Research, relationships, or both?

Psychology and youth development research consistently affirms the power of connection.

Adolescents with strong social capital (trusting relationships, community ties, and a sense of belonging) report better health and mental health, and more positive identity formation. Even brief but meaningful intergroup contact can significantly reduce prejudice and increase empathy across lines of difference, a critical insight for cities navigating diverse populations and polarisation of views from different groups.

Adolescence and young adulthood are pivotal developmental windows. It’s a time when young people are looking for purpose and when identity, agency, and belonging are being formed. Research suggests that experiences during this period significantly influence one’s long-term civic trajectory, including attitudes toward difference, participation in democracy, and engagement in public life. But many young people today, especially migrants and refugees, are navigating this transition in isolation or have never been given a chance to imagine how their life and experience could contribute to their local community.

Young people who take part in participatory research gain confidence, feel more motivated to make a difference, and get more involved in their schools and communities.

The benefits of the participatory approach are not only for youth.

For researchers and institutions, programmes like U-Lead offer a deeper, more grounded way of producing knowledge. They challenge adult researchers to move beyond extractive models of “studying” lived experience, and instead treat lived experience as a form of expertise in its own right. Participatory approaches widen the lens of what counts as evidence, and often surface insights that would be impossible to reach through traditional methods alone. In doing so, they strengthen the relevance, impact, and ethical foundations of research itself.

U-Lead creates a place to be curious, to be heard, and to contribute. A place where young people can lead. Where young people can help define what belonging means within their communities. And perhaps most importantly, it’s a place where youth get to see how their own stories matter.

As one participant from the autumn programme shared: “The most difficult part was during the first days, leaving my zone of comfort, meeting people who have experienced difficulty (...) Thanks to U-Lead I have the desire to wake up early because I felt heard and supported by the coaches, we all felt at the same level."

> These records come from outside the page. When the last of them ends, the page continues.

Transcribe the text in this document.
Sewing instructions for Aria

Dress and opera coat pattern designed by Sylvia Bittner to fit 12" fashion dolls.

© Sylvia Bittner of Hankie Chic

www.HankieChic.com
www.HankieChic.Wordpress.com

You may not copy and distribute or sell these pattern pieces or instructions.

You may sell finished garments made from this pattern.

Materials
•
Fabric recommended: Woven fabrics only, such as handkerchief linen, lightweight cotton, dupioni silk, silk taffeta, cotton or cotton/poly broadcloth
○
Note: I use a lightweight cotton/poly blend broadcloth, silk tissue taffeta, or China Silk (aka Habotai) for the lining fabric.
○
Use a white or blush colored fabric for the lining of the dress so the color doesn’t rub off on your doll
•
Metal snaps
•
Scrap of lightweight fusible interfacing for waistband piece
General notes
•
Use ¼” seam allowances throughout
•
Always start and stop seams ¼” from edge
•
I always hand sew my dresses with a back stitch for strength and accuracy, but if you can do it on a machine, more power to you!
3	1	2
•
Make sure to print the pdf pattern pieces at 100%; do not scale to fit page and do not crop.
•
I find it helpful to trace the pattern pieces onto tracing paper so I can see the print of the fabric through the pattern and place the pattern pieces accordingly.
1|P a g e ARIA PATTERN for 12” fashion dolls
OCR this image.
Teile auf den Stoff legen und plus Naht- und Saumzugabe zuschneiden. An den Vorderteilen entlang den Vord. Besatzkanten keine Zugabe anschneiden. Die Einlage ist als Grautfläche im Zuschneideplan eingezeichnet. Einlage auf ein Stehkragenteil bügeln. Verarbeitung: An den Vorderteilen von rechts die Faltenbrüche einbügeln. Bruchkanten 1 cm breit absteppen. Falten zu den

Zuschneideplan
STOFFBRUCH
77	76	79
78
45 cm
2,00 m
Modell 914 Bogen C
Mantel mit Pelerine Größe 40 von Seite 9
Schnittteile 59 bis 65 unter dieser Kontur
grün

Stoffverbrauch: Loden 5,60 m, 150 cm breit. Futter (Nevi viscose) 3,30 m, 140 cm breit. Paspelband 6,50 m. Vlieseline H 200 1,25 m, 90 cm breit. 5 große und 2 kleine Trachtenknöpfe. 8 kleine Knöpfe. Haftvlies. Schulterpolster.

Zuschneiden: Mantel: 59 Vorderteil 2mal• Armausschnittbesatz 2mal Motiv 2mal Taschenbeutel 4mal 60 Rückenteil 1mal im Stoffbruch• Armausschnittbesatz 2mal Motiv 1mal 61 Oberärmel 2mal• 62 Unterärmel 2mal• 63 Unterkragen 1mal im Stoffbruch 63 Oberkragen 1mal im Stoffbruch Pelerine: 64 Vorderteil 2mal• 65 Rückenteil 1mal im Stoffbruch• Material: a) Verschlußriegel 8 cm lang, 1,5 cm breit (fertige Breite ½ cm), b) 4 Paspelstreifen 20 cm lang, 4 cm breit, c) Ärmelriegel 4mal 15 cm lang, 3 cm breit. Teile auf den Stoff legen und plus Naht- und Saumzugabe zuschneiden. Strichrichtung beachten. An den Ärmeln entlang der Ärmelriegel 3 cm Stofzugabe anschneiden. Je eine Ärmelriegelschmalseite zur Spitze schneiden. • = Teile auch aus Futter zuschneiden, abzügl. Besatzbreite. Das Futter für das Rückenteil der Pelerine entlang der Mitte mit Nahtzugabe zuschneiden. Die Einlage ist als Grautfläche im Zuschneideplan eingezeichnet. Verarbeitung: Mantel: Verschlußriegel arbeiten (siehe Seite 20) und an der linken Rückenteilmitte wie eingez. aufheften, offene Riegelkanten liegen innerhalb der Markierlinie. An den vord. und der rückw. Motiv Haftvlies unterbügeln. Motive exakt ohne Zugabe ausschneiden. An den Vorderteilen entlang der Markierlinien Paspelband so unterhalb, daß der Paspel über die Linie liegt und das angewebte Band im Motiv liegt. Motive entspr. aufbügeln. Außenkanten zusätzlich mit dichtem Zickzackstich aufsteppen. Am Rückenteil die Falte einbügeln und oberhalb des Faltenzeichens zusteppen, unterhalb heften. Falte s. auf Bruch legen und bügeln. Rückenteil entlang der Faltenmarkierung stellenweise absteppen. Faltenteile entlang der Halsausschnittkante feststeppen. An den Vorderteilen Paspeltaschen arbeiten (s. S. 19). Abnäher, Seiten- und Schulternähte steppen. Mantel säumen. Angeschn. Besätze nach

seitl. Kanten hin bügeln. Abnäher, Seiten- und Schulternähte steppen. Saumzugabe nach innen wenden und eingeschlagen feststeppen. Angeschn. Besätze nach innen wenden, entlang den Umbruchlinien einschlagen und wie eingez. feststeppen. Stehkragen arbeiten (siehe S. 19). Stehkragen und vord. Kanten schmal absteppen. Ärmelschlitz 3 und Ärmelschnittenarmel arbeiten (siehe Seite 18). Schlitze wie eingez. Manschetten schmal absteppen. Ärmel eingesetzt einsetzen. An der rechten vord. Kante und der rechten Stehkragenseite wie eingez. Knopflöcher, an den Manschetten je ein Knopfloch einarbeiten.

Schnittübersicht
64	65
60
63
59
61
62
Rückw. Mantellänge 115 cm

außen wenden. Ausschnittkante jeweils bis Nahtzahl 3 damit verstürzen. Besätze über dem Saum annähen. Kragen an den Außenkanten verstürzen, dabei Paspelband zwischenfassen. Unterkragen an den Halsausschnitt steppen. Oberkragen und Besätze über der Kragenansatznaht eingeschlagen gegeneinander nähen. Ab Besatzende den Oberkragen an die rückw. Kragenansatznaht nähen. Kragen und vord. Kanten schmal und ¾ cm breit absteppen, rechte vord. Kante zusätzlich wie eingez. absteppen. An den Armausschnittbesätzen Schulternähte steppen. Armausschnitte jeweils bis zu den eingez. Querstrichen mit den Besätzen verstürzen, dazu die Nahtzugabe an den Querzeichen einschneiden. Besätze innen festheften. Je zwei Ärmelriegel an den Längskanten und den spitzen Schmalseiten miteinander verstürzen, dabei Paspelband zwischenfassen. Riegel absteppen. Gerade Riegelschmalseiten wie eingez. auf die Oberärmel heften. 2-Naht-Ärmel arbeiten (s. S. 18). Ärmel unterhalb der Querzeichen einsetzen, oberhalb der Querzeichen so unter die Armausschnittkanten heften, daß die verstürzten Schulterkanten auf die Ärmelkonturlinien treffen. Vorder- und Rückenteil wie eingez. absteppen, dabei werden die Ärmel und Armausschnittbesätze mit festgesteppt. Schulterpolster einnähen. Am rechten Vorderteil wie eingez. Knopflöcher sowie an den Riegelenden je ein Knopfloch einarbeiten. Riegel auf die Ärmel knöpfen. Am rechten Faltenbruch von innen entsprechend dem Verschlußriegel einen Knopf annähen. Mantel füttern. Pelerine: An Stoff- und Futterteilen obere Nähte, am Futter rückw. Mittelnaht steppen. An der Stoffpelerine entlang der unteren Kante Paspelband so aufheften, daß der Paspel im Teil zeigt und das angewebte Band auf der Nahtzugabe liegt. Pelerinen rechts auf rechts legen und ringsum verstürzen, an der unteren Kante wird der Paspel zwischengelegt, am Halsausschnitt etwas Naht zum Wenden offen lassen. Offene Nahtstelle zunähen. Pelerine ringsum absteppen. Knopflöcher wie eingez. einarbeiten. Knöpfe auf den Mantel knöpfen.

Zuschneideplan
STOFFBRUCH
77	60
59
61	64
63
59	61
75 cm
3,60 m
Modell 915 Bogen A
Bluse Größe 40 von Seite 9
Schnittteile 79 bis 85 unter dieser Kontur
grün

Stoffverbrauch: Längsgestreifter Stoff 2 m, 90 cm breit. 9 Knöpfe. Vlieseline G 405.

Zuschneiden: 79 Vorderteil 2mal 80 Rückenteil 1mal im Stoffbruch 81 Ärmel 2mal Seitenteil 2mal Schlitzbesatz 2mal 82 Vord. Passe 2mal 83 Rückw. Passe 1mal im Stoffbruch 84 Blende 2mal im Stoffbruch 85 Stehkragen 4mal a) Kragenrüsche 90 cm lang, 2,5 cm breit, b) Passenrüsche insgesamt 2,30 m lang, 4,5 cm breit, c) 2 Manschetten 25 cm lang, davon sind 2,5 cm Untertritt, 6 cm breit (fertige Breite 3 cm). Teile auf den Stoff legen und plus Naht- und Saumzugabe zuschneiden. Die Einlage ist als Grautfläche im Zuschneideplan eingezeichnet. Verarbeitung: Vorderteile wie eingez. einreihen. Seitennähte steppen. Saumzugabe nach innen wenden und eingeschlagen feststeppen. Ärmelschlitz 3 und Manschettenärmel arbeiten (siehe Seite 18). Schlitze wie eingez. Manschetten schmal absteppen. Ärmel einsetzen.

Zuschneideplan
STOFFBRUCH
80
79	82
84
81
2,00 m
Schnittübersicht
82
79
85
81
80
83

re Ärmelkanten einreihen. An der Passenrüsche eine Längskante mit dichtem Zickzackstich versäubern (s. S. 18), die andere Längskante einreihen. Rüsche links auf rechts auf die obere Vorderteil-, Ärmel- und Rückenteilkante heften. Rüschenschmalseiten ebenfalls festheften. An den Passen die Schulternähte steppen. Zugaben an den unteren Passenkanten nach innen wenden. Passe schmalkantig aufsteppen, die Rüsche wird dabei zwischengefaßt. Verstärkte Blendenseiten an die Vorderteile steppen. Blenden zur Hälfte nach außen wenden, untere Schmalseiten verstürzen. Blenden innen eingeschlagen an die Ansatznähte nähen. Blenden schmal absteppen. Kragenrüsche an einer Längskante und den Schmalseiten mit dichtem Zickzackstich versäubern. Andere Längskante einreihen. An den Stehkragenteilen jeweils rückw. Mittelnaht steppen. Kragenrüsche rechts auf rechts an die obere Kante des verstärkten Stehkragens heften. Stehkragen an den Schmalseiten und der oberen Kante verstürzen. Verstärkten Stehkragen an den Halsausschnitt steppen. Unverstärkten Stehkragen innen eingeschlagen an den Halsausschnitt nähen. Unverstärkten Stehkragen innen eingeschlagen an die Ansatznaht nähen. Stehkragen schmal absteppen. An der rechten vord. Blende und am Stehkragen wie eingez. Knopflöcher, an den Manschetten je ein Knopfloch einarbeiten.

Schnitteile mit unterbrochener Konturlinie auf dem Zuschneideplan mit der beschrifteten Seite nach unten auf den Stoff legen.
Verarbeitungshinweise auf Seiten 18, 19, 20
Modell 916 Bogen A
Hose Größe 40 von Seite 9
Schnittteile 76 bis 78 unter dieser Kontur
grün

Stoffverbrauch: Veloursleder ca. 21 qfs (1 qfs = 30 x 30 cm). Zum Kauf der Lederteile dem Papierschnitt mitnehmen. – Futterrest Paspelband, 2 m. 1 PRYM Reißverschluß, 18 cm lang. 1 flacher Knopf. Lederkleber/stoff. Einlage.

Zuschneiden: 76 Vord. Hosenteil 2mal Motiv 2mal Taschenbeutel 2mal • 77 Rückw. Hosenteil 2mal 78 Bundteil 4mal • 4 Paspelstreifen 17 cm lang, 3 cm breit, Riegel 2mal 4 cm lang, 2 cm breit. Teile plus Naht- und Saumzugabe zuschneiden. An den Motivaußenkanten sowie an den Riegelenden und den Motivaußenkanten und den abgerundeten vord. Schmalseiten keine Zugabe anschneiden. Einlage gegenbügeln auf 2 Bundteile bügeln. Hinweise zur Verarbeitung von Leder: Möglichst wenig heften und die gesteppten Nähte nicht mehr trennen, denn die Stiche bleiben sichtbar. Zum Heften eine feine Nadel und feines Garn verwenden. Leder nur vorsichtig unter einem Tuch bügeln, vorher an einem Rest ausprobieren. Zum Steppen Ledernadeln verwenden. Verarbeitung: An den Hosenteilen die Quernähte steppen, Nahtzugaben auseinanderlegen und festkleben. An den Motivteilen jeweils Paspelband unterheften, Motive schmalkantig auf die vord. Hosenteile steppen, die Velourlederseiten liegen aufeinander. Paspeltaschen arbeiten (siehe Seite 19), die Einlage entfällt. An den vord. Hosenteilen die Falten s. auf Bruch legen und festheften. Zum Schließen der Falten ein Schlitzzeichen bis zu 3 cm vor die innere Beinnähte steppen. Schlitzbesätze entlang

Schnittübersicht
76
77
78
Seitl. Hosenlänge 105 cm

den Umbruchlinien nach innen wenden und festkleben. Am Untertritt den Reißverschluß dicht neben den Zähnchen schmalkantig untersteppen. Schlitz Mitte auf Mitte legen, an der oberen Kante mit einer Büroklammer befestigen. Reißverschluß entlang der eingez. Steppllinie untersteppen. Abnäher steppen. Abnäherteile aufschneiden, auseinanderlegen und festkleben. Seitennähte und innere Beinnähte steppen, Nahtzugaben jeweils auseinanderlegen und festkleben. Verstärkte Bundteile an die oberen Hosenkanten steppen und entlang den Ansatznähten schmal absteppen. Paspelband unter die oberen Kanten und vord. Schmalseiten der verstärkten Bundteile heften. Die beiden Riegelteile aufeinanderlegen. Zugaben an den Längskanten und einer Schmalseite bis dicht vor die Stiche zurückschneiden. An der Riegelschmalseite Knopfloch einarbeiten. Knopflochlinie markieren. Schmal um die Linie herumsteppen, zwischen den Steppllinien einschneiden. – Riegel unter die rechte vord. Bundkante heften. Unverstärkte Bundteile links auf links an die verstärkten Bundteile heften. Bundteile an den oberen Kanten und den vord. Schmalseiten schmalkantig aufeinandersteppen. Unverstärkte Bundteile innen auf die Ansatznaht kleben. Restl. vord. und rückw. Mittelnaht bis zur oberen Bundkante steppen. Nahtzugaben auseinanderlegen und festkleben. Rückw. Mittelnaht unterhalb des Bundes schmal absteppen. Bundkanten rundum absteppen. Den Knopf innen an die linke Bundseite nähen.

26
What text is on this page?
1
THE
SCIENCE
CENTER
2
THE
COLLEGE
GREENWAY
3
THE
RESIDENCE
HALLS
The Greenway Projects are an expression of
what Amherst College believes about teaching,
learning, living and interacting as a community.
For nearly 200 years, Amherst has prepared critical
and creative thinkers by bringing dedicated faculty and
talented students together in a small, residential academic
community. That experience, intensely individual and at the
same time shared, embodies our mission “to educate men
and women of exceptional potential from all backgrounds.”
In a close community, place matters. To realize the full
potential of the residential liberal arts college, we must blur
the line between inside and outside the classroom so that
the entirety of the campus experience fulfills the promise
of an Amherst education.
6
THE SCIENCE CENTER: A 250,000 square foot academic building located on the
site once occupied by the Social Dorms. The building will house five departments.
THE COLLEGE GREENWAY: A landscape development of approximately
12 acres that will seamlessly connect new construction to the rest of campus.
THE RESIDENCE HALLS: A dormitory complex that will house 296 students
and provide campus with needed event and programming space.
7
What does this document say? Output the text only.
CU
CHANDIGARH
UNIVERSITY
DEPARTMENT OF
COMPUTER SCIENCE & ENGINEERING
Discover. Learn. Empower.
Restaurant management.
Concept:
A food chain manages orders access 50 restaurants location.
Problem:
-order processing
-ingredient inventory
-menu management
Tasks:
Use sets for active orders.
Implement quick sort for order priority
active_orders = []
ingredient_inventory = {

Expanding the circle of friends

If the longest-running study on human happiness teaches us that relationships matter most, then participatory action research offers a promising way to foster relationships and complement the staples of research —robust research design and peer-reviewed publications—that we already have. But starting with a conversation, a neighbourhood walk, or a circle of young people sharing stories can add something valuable: connection. And that connection can deepen not just our understanding of the data, but our understanding of each other.